The Task of Responsible Christian Communication

Last Friday morning I shuddered to see Scott Swain wasting of his brilliance in a tweet thread. I’m sure it was beneficial for the many who saw it, but I wanted more. And I was hoping for a format that wouldn’t disappear in a newsfeed in less than 24 hours. So I asked him if he would turn it into an article for a guest post here at MoS, so we can at least get a week of cyberspace out of it and a better context for search engines and quoting. He kindly obliged and I’m happy to share it with you today:

“God gave us not a spirit of fear but of power and love and σωφρονισμοῦ” (2 Tim 1:7). What is “a spirit of … σωφρονισμοῦ”? Oliver O’Donovan argues that we should not follow the standard English translations of “self-control” or “sound judgment” and instead that we should translate σωφρονισμός according to its common usage in first-century Greek, i.e., “the teaching of prudence” (BDAG). According to this translation, the person endowed with the spiritual gift of σωφρονισμός is endowed with the gift of “a certain type of speech: instruction, warning, and correction, intended to make its hearers sôphrones, i.e., intelligent and discerning agents” (O’Donovan, Entering into Rest, p. 194).

This translation seems to fit the context well. In 2 Timothy 1:6 Paul encourages Timothy to fulfill his pastoral vocation—in which speech is central (see 2 Tim 4:1-5)—by stirring up the gift that was given to him through the laying on of hands. This translation also opens up interesting horizons for thinking about the task of Christian teaching and communication. If σωφρονισμός refers to “the teaching of prudence,” then the ends of Christian teaching must include the cultivation of prudence in the minds of learners.

Prudence plays a primary role in Christian moral reasoning. Prudence refers to the capacity for testing and discerning the will of the Lord in a given setting (Rom 12:1-2), for approving what is the most excellent course of action in a given situation (Phil 1:8-10). Though prudence depends upon contemplative wisdom regarding God and his ways in order to orient itself before God in the world (Rom 11:33-36), prudence is a species of practical wisdom, aimed at human action. By discerning the will of the Lord, prudence illumines a path for Christian obedience, directing us to the “good works, which God prepared beforehand, that we should walk in them” (Eph 2:10).

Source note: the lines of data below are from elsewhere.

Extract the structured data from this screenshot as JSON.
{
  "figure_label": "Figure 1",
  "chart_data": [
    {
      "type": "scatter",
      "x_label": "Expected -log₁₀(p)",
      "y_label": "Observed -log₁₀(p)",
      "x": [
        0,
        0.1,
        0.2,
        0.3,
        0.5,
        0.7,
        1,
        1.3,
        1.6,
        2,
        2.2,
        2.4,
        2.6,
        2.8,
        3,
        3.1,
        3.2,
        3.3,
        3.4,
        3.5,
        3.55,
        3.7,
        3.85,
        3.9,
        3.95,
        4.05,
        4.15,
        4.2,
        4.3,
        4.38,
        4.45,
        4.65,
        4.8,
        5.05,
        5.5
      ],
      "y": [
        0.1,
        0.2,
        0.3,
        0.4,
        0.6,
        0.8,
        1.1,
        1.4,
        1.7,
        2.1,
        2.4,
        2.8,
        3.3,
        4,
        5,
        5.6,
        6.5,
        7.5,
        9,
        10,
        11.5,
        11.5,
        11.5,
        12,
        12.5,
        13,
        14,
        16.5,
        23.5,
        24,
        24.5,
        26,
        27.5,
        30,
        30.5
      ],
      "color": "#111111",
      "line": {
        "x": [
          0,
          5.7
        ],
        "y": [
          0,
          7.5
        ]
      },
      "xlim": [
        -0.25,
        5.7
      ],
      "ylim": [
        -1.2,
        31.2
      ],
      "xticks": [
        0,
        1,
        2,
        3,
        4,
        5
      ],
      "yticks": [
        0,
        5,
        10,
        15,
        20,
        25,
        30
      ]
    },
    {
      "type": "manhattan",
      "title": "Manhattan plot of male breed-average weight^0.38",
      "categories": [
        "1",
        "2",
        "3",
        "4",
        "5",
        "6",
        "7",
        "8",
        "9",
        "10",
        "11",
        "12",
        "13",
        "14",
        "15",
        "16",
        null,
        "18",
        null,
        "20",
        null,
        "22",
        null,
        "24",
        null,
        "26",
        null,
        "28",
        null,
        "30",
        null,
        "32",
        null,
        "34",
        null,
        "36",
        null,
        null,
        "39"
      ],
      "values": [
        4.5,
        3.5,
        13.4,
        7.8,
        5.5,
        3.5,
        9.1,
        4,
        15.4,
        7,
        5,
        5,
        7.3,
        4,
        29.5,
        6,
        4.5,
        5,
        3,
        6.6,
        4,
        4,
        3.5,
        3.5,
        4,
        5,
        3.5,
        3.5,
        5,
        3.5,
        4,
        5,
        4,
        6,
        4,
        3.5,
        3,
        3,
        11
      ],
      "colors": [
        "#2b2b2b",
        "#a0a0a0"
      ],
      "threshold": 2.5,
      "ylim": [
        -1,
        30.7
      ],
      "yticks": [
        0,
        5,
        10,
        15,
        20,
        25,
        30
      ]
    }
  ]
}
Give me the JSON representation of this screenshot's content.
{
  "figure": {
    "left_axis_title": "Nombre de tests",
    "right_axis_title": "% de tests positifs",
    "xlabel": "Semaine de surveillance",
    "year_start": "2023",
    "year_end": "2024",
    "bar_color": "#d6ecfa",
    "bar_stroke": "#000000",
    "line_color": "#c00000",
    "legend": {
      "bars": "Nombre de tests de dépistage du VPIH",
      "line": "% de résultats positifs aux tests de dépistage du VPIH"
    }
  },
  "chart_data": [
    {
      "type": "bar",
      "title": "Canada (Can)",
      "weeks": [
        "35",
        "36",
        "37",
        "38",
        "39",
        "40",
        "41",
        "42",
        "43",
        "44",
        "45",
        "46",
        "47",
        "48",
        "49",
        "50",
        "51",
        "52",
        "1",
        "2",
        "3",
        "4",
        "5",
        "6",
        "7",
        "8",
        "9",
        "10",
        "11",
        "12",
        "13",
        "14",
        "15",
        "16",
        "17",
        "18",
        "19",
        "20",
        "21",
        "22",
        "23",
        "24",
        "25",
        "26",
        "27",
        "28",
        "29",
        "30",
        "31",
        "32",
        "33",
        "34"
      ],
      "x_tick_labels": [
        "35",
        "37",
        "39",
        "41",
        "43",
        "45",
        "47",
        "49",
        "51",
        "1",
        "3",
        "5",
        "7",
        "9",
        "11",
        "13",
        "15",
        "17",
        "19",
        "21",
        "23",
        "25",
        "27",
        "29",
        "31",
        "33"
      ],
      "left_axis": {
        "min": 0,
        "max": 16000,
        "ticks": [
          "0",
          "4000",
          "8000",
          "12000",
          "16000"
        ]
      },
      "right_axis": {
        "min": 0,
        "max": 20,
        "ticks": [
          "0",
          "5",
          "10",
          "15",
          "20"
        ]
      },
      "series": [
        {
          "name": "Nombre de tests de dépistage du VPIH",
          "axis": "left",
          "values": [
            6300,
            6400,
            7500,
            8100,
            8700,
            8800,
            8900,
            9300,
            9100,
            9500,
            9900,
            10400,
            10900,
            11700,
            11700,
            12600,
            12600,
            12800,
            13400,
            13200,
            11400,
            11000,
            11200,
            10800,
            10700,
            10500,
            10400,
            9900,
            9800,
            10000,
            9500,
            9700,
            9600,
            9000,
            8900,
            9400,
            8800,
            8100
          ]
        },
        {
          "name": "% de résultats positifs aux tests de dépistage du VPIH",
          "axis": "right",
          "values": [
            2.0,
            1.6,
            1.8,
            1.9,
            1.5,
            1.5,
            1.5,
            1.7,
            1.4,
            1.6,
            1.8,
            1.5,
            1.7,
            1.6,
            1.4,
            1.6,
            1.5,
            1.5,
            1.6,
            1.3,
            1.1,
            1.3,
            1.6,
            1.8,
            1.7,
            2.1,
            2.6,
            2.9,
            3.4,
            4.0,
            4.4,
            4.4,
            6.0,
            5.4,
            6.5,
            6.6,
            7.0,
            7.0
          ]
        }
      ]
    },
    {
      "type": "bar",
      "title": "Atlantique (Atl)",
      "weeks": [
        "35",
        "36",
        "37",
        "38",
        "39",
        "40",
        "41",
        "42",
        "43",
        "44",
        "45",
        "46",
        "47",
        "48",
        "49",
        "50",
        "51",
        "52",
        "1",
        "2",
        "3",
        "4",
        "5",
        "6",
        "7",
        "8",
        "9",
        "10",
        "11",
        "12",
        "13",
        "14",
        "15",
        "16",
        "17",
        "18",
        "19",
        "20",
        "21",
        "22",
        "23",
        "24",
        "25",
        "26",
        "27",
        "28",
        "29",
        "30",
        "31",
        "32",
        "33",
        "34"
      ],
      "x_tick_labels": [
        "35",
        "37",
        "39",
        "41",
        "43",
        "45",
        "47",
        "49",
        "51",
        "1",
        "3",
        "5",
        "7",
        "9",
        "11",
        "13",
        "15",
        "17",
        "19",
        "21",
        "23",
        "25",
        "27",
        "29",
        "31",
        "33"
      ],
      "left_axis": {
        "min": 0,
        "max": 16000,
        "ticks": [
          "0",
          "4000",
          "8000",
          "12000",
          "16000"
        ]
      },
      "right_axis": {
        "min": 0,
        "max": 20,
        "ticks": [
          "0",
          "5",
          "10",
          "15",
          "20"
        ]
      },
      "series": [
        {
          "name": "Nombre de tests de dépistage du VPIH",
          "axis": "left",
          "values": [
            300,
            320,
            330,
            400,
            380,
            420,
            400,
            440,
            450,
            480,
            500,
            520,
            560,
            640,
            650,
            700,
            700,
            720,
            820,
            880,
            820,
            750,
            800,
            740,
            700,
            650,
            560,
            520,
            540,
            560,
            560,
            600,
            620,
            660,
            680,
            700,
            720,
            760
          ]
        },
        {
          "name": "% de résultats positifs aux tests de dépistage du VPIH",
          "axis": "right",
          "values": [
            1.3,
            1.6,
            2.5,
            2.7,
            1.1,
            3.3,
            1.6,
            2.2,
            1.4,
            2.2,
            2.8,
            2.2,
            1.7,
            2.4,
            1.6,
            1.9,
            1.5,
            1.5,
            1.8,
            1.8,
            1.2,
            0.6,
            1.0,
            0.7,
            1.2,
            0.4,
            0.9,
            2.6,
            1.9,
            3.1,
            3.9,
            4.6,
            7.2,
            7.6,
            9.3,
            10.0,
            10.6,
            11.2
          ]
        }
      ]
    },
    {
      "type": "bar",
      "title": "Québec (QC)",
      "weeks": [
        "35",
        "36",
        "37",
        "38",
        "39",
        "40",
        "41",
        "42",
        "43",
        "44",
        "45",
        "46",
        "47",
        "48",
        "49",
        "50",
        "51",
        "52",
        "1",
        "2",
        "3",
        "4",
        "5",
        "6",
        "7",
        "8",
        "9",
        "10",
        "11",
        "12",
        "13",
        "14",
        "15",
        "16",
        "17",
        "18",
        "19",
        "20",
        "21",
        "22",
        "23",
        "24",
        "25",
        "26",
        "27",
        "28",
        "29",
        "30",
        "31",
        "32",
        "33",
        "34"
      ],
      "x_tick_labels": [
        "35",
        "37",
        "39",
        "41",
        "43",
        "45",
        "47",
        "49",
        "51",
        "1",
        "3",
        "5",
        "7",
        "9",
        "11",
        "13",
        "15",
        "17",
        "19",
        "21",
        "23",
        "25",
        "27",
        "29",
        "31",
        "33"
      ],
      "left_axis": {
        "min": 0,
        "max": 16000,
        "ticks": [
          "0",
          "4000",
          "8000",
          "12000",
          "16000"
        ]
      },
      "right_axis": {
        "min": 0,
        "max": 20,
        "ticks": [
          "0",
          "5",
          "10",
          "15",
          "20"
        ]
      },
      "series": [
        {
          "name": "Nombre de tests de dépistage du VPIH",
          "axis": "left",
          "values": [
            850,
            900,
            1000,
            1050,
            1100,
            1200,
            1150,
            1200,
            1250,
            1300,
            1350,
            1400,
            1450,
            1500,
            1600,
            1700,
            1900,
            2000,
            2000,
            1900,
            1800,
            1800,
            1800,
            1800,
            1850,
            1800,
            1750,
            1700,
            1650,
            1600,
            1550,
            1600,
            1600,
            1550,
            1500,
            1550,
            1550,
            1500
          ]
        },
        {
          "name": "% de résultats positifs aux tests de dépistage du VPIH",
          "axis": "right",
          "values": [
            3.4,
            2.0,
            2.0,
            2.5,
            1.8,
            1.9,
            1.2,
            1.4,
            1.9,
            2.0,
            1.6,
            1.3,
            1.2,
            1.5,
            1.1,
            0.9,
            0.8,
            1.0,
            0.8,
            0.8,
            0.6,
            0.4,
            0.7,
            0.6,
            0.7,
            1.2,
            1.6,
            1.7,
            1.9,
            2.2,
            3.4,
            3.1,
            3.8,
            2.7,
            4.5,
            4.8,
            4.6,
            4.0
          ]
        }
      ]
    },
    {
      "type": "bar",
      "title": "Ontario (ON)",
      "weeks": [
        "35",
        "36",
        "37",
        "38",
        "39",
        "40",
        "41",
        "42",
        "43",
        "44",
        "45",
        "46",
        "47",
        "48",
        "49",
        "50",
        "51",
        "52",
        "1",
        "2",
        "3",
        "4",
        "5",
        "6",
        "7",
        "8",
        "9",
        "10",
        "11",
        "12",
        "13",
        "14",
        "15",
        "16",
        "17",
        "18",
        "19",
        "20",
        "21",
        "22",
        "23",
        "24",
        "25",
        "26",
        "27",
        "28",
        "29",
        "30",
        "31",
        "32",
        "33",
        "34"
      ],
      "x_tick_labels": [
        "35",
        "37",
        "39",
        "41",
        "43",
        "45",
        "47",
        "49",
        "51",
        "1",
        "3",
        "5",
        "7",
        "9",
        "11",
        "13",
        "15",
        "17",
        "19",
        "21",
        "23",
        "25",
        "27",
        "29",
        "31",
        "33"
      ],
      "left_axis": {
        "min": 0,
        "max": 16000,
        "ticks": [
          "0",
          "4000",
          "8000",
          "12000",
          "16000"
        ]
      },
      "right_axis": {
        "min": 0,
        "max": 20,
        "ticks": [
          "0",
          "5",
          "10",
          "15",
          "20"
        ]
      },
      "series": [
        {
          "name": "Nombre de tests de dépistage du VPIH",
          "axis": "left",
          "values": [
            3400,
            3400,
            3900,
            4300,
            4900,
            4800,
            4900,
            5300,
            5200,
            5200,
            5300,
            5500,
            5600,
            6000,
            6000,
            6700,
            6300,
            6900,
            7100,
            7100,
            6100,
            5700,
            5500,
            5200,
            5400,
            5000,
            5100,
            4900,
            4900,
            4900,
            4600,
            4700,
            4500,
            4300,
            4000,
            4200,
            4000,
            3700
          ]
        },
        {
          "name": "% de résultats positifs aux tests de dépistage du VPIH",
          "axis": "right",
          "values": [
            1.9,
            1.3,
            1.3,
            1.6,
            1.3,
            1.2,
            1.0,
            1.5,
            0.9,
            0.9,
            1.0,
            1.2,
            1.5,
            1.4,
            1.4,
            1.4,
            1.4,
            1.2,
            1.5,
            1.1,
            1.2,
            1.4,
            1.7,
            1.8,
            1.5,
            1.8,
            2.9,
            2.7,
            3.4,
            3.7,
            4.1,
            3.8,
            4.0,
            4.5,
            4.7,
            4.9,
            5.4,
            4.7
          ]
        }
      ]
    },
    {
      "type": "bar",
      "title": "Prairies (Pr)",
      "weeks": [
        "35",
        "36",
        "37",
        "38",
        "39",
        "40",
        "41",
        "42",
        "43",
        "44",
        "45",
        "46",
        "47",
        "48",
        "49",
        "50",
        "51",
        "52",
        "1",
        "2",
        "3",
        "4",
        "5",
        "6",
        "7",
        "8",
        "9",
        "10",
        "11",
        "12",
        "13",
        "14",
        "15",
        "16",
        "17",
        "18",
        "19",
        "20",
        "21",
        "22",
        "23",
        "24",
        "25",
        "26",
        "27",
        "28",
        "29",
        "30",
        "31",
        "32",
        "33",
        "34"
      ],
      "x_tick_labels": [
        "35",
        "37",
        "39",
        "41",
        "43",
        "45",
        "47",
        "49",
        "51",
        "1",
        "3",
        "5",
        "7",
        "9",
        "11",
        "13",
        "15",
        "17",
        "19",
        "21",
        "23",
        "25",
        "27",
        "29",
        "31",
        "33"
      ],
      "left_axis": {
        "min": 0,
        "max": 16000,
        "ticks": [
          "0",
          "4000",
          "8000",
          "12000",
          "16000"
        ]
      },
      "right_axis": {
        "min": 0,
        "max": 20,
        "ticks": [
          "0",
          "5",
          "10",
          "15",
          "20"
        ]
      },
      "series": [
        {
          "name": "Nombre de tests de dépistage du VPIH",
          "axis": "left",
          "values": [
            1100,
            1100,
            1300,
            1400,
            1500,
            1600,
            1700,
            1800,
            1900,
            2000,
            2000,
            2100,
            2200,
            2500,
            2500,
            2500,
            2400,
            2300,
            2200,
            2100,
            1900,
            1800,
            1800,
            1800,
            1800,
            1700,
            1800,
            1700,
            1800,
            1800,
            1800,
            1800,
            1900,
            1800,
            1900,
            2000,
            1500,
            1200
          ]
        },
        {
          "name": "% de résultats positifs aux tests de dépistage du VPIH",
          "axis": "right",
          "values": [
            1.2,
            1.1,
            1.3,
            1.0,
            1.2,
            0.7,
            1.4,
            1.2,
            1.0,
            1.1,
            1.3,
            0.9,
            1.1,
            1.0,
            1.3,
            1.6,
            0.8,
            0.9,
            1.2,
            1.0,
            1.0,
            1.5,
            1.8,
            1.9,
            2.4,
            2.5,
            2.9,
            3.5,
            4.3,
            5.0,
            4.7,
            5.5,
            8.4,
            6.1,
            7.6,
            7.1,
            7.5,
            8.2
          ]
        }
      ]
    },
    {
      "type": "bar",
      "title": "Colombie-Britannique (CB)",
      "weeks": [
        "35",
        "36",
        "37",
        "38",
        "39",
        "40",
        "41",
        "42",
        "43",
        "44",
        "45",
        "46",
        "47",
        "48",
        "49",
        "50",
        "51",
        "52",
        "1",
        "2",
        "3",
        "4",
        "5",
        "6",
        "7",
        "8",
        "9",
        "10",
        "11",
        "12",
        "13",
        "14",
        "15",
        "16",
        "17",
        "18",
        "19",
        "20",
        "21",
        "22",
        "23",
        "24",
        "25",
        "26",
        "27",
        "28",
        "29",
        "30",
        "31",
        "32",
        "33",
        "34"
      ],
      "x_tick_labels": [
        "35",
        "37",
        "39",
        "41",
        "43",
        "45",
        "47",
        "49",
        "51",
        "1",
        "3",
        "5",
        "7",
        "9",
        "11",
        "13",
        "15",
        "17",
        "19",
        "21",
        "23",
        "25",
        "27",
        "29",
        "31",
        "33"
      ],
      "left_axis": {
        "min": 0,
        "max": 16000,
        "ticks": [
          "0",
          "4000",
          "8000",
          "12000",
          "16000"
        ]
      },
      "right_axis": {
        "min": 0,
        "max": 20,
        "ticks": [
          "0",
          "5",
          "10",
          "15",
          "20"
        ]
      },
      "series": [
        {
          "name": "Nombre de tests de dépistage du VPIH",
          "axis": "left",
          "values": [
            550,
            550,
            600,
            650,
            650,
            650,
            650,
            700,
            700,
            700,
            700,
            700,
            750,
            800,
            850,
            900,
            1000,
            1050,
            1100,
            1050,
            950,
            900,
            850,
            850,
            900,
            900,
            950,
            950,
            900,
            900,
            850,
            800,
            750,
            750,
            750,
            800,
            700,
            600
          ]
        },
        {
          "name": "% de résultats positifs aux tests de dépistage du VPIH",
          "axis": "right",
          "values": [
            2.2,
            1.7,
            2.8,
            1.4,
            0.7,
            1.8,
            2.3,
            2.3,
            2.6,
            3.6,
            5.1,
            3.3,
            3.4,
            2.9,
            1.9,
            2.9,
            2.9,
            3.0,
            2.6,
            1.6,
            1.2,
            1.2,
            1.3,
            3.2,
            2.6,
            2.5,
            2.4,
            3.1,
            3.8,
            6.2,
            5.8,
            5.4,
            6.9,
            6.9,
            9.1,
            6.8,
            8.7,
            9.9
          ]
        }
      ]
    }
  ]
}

Paul further unpacks his understanding of σωφρονισμός in 2 Timothy 2:23-26, with specific reference to speech toward those who are outside of the Christian community: “Have nothing to do with foolish, ignorant controversies; you know that they breed quarrels. And the Lord’s servant must not be quarrelsome but kind to everyone, able to teach, patiently enduring evil, correcting his opponents with gentleness. God may perhaps grant them repentance leading to a knowledge of the truth, and they may come to their senses and escape from the snare of the devil, after being captured by him to do his will.” Christian teaching and communication, according to Paul, is “not … quarrelsome but kind.” Though it corrects its opponents, it does not pick fights. Christian teaching is gentle and patient. It waits on the Spirit to do his indispensable work of leading its opponents on the path of repentance into “a knowledge of the truth.” Christian communication is “able to teach.” It is skilled at imparting prudence to its hearers. In sum, Christian teaching aims at prudential ends (the cultivation of Christian moral reasoning) by pursuing prudential means (kindness, gentleness, patience).

If the spirit of Christian teaching is a spirit of σωφρονισμός, then responsible Christian communication will involve more than “rallying the troops” to a cause. Responsible Christian communication will have little if anything to learn from the political punditry of the right or the left that floods our screens and fills our earbuds. Responsible Christian communication will commit itself to the slow but fruitful work of evangelizing outsiders and of equipping the saints to act as responsible moral agents under the kingship of the triune God. In doing so, Christian communication will manifest its union with Christ, its participation in the anointing and eloquence of “the servant of the Lord” who does not “cry aloud” or “lift up his voice … in the street” (Isa 42:2-3) but who possesses an “ear to hear as those who are taught” and therefore knows “how to sustain with a word him who is weary” (Isa 50:4).

All of this is important to remember in a Christian culture where being loving in our speech is sometimes reduced to being courageous in our speech. Christian speech is courageous speech, to be sure, but its courage is moderated by love of God and neighbor and therefore guided by the desire to impart the mind of Christ, which is the mind of wisdom, to those who will listen. God has not given us a spirit of fear “but of power and love and the teaching of prudence” (2 Tim 1:7).

Dr. Scott Swain is President and James Woodrow Hassell Professor of Systematic Theology at RTS Orlando.